Plenary Speakers

Alan Frieze

Department of Mathematical Sciences, Carnegie Mellon University

  • Title: Geometric Models of Real World Networks

  • Abstract: We discuss some models of real world networks that incorporate some geometric notions. In particular we will discuss (i) a geometric preferential attachment mode, (ii) the SPA model, (iii) random Apollonium networks, (iv) a model related to the SPA model (due to Ravi Kannan) and (v) Geometric Protean Graphs.

  • Bio: Professor in the Mathematical Sciences Department at Carnegie Mellon University. His research interests lie in Combinatorics, Discrete Optimization and Theoretical Computer Science, focusing on the probabilistic aspects of these areas. In 1991, he received the Fulkerson Prize in Discrete Mathematics awarded by the Americam Mathematical Society and the Mathematical Programming Society. In 1997, he was a Guggenheim Fellow. In 2000, he received the IBM Faculty Partnership Award. In 2006, he jointly received (with Michael Krivelevich) the Professor Pazy Memorial Research Award from the United States-Israel Binational Science Foundation. In 2011, he was selected as a SIAM Fellow and in 2013 he was selected as an AMS Fellow.
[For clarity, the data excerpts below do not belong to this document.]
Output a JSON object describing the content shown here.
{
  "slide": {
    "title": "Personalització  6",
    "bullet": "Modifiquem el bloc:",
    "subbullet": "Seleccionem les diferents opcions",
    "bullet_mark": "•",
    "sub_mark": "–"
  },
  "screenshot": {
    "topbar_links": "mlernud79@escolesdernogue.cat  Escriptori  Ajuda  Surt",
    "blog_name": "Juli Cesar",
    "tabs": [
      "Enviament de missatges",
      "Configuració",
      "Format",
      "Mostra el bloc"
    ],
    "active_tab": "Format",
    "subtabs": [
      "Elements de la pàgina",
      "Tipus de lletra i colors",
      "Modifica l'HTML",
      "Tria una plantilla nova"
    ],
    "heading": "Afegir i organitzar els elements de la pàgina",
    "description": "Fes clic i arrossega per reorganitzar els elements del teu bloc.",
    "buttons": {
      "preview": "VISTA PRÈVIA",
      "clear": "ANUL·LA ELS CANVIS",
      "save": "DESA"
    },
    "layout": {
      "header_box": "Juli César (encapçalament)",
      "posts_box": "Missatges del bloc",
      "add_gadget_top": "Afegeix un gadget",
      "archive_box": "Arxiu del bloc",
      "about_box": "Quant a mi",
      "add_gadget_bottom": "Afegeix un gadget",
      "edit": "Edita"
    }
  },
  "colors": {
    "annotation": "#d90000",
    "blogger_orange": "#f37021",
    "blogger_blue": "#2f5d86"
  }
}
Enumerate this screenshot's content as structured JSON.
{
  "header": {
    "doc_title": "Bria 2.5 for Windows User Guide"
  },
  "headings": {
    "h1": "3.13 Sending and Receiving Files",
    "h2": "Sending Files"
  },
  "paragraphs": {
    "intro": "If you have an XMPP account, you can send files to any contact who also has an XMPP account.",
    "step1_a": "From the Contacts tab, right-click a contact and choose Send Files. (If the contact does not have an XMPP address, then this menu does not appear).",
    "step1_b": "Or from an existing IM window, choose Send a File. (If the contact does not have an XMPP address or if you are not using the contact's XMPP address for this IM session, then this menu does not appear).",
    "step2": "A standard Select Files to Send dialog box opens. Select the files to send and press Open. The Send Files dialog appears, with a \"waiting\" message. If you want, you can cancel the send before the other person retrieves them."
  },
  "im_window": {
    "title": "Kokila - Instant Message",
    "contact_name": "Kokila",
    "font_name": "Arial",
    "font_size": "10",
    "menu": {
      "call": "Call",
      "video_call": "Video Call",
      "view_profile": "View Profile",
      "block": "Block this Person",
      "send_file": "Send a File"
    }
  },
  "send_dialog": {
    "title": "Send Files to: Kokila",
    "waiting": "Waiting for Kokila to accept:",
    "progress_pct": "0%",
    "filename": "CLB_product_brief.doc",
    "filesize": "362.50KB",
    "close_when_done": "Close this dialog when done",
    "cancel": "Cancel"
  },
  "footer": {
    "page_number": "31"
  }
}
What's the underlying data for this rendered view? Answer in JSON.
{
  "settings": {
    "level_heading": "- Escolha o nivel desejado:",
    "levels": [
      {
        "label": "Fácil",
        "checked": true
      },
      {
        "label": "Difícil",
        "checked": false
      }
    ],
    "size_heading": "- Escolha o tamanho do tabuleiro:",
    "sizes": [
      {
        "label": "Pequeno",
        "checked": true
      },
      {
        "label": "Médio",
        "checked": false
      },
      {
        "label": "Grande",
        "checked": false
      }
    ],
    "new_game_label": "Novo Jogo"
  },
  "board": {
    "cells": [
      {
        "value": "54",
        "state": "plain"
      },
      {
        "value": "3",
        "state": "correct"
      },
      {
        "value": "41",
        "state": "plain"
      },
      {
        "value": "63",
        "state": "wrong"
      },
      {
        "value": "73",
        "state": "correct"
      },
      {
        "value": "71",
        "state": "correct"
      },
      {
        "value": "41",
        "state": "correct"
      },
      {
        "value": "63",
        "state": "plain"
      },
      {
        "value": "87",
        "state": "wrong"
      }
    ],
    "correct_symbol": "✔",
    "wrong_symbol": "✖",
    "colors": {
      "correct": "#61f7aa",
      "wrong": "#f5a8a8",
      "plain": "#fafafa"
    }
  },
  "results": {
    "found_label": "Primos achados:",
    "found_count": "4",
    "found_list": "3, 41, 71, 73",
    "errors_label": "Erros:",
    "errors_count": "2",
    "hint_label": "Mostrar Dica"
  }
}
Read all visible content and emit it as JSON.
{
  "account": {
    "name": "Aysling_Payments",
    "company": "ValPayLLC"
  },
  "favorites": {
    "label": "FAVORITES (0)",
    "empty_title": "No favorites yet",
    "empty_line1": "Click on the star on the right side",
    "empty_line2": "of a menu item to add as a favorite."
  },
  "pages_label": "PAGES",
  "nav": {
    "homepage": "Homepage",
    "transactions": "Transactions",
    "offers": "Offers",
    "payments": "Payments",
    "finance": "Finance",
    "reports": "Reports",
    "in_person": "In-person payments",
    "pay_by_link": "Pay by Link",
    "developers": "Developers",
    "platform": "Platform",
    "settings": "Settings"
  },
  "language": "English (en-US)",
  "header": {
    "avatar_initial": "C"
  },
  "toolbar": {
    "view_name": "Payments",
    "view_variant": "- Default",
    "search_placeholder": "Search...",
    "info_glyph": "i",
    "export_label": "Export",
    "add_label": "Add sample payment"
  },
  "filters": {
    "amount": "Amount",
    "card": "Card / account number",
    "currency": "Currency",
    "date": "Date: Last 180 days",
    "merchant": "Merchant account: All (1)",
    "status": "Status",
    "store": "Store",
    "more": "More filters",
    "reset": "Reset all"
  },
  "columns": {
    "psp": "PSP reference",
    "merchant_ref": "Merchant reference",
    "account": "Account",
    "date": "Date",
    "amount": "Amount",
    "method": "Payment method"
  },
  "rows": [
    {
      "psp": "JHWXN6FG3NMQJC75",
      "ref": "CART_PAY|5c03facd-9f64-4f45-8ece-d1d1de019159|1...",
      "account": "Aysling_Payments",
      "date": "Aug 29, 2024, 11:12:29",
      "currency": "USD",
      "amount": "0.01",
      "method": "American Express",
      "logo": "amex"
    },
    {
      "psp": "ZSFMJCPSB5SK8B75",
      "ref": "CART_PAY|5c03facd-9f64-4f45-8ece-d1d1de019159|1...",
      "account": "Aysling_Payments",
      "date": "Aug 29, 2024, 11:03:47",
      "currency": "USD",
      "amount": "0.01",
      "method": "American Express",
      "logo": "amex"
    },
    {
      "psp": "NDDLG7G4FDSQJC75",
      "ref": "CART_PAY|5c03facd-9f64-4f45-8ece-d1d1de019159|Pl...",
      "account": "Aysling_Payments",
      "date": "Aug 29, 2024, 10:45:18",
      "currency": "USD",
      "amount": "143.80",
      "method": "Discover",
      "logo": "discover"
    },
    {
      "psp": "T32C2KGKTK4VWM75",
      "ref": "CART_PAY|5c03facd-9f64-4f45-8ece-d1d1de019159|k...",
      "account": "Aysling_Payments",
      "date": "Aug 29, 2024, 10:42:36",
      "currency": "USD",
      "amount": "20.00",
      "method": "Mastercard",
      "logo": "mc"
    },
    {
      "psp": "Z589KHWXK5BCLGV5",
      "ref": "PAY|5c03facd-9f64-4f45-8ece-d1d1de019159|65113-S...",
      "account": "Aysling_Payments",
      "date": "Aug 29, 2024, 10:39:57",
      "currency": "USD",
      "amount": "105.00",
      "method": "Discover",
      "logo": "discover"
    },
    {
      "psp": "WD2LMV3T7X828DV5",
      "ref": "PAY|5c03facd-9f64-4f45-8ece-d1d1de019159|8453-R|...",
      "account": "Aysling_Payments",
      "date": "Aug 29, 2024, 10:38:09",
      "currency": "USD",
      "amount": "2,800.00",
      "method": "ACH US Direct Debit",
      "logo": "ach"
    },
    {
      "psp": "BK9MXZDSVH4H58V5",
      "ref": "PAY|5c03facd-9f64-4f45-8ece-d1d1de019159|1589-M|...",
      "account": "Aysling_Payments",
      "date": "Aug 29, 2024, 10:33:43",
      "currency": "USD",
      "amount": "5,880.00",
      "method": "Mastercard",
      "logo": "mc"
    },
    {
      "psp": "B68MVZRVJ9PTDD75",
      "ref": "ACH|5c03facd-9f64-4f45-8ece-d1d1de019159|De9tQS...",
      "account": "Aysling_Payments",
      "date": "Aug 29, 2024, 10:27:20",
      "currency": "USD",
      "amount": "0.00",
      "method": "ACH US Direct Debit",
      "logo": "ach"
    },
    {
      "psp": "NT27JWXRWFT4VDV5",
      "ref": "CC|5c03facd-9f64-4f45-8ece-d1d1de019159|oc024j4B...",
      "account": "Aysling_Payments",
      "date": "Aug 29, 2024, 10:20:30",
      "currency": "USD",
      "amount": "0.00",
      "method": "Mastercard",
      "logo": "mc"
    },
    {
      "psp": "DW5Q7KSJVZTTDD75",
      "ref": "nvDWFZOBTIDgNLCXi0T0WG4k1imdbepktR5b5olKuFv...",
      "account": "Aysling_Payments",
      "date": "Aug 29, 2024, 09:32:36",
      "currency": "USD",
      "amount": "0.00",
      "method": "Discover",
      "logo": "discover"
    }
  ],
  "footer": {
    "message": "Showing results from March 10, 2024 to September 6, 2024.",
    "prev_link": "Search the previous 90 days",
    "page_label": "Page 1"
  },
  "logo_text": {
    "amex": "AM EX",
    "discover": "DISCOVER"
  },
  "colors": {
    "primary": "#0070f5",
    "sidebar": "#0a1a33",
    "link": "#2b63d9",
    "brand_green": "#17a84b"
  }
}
He has published more than 300 research papers (cited more than 6000 times by more than 5000 authors, see more details).

  • Web page:http://www.math.cmu.edu/~af1p/

Jukka-Pekka Onnela

Department of Biostatistics, Harvard University

  • Title: Combining big data and small models to study networked social systems

  • Abstract: The ubiquity and sophistication of digital sensors and online platforms provide unprecedented opportunities to observe and instrument human behavior. We can now relatively easily collect data on individual-level behaviors and on interactions involving many individuals. I will talk about our work that has been driven by the availability of these types of empirical datasets, and how they have enabled us to develop simple models that help bridge individual behavior and collective outcomes.

  • Bio: JP Onnela is an Assistant Professor in the Department of Biostatistics at the Harvard School of Public Health. He is interested in a broad range of theoretical and applied problems in network science. His current research focuses on statistical and mathematical analysis and modeling of social and biological networks and their connection to human health; development of metrics and methods for network analysis; and online social systems and social media. Before joining Biostatistics, he spent two years as a Postdoctoral Fellow at Harvard Medical School and before that one year as a Fulbright Visiting Scholar at the Harvard Kennedy School. He held a Junior Research Fellowship at Oxford University from 2006 to 2008 after obtaining his doctorate at the Helsinki University of Technology in 2006.